Tiny Pateros won’t give up fight for big pie Fort Boni

BGC: Where big bucks beget a three-way local government fight. ARNOLD ALMACEN

The local government of Pateros has brought its ownership battle over the Fort Bonifacio business hub to the Court of Appeals, insisting that a lower court erred when it dismissed its claim last year.

Officials of the last remaining municipality in Metro Manila filed on Friday a 23-page appeal asking the CA to reverse and set aside the resolution issued by Judge Paz Esperanza Cortes of Pasig Regional Trial Court– Branch 271 on May 10, 2013.

In the petition, Pateros also asked that the Pasig judge be ordered to reopen proceedings.

Citing unmet requirements concerning border issues among local governments, Cortes then dismissed Pateros’ case against the other Fort Bonifacio claimants, the neighboring cities of Makati and Taguig.

“We have concrete evidence to prove that Fort Bonifacio is ours, but we haven’t presented it yet since the trial court wrongly ruled that we failed to follow the procedure in settling boundary disputes,” said Dominador Rosales, a former Pateros councilor who now represents the local government in the CA action.

In her 2013 resolution, Cortes junked Pateros’ bid to retake the 461-hectare business district plus seven “former barrios” allotted for military personnel, namely Cembo, South Cembo, West Rembo, East Rembo, Comembo, Pembo and Pitogo.

It also tossed out Pateros’ demand that it get the revenues the two other cities had earned from the area since Makati took over the seven barangays in 1986 and Taguig took over what is now the upscale Bonifacio Global City (BGC) in 1992.

The judge ruled that Pateros failed to follow procedures outlined in the Local Government Code: Filing a complaint-resolution addressed to the Taguig and Makati’s city councils, forming a hearing committee in which the three cities are represented, and reaching a decision whether to have an amicable settlement or not.

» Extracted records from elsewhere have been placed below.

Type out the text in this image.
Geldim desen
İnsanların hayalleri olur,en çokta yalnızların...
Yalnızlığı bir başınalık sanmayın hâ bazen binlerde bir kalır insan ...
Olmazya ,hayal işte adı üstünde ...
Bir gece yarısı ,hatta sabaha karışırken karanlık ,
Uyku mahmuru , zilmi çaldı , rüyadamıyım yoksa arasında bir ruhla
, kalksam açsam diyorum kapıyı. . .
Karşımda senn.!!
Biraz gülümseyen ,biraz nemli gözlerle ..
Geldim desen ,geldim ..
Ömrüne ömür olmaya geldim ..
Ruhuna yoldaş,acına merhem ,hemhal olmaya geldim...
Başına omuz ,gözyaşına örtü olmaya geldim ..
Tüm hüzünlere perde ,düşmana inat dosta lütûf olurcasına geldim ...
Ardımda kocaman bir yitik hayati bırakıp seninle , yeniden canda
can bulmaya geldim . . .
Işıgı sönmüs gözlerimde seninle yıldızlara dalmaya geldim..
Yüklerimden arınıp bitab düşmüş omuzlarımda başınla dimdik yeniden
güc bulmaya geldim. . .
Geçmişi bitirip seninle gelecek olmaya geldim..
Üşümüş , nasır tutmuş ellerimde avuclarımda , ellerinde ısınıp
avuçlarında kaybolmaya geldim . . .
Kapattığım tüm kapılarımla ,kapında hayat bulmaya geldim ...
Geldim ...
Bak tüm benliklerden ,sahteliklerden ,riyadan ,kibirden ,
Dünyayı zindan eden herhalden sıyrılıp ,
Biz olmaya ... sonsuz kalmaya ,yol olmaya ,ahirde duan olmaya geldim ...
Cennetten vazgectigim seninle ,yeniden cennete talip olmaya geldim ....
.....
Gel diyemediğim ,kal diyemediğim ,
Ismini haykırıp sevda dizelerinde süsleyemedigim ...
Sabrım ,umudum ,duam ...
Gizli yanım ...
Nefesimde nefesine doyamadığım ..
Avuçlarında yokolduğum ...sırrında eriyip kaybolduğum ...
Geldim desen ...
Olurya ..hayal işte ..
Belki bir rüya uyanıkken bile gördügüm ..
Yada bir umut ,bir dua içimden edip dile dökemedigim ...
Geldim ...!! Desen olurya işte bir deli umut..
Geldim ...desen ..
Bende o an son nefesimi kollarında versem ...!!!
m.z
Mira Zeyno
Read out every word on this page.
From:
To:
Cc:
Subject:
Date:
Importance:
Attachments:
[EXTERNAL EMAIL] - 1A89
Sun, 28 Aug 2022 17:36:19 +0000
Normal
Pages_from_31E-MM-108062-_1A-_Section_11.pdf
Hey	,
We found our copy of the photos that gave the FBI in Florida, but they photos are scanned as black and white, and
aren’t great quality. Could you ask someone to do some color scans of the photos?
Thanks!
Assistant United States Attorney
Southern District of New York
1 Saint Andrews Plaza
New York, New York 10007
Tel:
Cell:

Going to the CA, Pateros disputed the RTC judge’s findings, saying it earnestly tried to work for a resolution with the two other cities. The municipal council did send a complaint-resolution to the Makati city council, which acknowledged it in 2009, the petition stressed.

A similar complaint-resolution was sent to Taguig but the recipient city did not reply, it recalled.

Eventually, talk of any amicable settlement collapsed, with Makati withdrawing and Taguig not responding, the petition said, adding that both should be blamed for the failure of the dispute settlement process.

“Appellant (Pateros) could not do anything but exercise judicial recourse rather than lose its right to recover [Fort Bonifacio] because appellant has no authority over the appellees (Makati and Taguig) to compel them to comply with the provision of the Local Government Code and its implementing rules and regulations,” it said.

Taguig and Makati are themselves still locked in a court battle over the control of BGC.